Il y a bien sûr aussi un chapitre sur les récits politiques. La sainte patronne de Paris, sainte Geneviève, est un personnage historique réel. Mais elle a fait l'objet d'un gros travail de mythification. C'était une aristocrate, dirigeante politique habile dans des temps très troublés, mais on en a fait une humble bergère, avant de la considérer comme un symbole de la monarchie et de l'Église pendant la Révolution, où ses restes ont été détruits. Puis de nos jours on met davantage en avant son intelligence politique, plutôt que sa piété. Chaque époque met Geneviève à sa sauce.

En parlant de politique, le chapitre sur les « spectres et maléfices » évoque entre autres les pétroleuses. Là encore, il s'agit d'un phénomène historique réel (la participation des femmes à la Commune, pas les incendiaires se promenant avec leur bidon de pétrole) mais qui a été transformé par la presse versaillaise : les pétroleuses n'étaient pas simplement dépeintes comme des adversaires politiques mais comme des monstres inhumains. (Et c'est l'occasion de rappeler que, en deux mille et quelques années d'une histoire souvent troublée, le plus grand massacre qui ait jamais eu lieu à Paris a été commis par l'armée française.)

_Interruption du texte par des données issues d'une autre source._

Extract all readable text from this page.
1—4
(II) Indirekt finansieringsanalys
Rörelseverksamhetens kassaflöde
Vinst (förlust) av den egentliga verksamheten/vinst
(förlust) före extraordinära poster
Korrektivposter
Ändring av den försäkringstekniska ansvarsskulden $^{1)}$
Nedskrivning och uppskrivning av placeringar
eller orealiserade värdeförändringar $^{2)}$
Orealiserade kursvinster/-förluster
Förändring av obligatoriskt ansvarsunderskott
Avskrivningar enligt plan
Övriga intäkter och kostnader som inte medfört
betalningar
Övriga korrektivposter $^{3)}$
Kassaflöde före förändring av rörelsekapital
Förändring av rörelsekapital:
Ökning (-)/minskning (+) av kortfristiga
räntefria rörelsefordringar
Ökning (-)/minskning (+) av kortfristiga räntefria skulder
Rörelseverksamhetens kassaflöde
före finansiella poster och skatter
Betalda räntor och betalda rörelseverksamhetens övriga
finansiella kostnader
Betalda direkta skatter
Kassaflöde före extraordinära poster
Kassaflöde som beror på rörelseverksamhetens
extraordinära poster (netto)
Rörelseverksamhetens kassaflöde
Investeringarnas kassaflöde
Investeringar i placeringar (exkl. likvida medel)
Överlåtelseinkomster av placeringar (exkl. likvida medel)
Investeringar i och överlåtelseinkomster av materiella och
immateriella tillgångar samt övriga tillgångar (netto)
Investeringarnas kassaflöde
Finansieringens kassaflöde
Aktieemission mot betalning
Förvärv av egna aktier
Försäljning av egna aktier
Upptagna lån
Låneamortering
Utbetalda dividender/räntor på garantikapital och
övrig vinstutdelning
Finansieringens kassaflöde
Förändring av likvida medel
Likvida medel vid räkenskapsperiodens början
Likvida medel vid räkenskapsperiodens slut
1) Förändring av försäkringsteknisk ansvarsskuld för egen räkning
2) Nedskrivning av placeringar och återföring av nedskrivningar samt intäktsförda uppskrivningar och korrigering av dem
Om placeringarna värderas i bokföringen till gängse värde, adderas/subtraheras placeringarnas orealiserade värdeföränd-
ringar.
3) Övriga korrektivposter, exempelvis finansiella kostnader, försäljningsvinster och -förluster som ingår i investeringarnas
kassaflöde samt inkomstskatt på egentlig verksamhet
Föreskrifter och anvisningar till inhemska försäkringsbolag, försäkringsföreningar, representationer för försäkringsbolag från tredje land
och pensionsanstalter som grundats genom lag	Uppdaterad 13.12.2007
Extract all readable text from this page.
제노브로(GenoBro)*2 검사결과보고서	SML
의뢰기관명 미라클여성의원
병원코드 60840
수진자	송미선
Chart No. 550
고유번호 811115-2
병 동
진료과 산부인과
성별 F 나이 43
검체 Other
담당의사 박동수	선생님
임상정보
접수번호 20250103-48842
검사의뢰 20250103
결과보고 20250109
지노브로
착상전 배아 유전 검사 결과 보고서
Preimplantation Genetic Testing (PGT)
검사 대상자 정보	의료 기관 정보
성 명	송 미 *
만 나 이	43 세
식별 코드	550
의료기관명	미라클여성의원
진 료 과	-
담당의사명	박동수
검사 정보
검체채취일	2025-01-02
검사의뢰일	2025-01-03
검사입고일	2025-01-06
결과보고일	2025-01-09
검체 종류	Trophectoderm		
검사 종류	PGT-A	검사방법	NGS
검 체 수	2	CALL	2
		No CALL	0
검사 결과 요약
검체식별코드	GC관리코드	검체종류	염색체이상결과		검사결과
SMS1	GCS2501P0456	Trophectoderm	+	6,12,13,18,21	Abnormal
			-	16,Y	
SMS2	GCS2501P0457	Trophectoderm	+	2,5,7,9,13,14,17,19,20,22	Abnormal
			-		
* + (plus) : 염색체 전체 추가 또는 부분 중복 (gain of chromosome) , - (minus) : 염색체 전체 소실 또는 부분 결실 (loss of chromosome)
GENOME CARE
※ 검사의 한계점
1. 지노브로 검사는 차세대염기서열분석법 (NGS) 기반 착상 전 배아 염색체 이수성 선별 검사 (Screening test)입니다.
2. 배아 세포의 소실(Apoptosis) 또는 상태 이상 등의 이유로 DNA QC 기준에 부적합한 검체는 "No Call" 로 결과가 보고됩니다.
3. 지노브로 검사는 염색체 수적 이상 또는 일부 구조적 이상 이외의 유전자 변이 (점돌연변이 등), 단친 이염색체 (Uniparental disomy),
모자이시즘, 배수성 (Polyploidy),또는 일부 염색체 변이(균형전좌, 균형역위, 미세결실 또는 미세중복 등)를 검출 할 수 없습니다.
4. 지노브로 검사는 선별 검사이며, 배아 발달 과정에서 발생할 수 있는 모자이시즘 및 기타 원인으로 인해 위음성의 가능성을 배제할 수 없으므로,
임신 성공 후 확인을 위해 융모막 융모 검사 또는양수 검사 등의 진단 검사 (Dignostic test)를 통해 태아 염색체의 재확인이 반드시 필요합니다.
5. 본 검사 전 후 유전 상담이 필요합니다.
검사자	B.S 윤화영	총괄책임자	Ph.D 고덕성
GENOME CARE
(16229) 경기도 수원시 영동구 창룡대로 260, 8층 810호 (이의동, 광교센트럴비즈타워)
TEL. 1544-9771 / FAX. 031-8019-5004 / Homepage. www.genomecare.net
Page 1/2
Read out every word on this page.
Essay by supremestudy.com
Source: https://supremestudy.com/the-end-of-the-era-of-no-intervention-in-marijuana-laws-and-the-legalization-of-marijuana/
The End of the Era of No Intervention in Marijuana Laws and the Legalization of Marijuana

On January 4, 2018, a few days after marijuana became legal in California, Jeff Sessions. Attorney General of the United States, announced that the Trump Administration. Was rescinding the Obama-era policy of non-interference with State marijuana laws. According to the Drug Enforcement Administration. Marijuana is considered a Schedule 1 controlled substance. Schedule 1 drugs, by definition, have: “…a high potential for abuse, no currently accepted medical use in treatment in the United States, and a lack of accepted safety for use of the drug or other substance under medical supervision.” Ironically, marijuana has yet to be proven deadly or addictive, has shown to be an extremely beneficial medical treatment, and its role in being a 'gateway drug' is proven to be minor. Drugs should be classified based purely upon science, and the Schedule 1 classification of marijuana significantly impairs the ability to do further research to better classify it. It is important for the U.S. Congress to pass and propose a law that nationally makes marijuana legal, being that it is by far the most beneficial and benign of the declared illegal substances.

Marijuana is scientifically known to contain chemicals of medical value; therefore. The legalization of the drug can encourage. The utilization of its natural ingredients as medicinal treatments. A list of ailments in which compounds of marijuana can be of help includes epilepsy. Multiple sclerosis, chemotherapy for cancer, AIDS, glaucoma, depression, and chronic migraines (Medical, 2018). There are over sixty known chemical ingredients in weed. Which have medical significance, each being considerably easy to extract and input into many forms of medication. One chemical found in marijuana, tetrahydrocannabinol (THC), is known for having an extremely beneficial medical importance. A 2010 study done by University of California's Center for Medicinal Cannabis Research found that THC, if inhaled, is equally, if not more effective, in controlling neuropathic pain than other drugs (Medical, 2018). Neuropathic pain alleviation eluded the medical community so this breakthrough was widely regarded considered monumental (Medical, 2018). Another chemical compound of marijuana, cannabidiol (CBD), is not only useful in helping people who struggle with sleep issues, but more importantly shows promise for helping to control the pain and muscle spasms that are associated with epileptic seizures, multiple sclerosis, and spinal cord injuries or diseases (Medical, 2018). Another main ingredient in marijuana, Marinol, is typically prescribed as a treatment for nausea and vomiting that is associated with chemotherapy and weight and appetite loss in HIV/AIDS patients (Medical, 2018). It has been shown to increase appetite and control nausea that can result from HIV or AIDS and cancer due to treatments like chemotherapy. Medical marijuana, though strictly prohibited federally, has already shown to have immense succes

Paris n'est pas isolée, il y a la banlieue tout autour. Ah, la banlieue, comme objet de fantasmes et de peurs… Cela ne date pas d'aujourd'hui : la forêt de Bondy a ainsi droit à une place, car pendant longtemps, c'était le coupe-gorge qui faisait peur à tous les Parisiens. Dans les mythes, le danger est toujours à l'extérieur…

Je ne vais pas résumer toutes les histoires que contient ce livre. Juste terminer en disant que j'ai été très ému, par le rappel dans le chapitre sur les épreuves collectives subies par la ville, des attentats djihadistes de janvier et novembre 2015. Le récit se termine par un message d'espoir : Paris n'a pas cédé.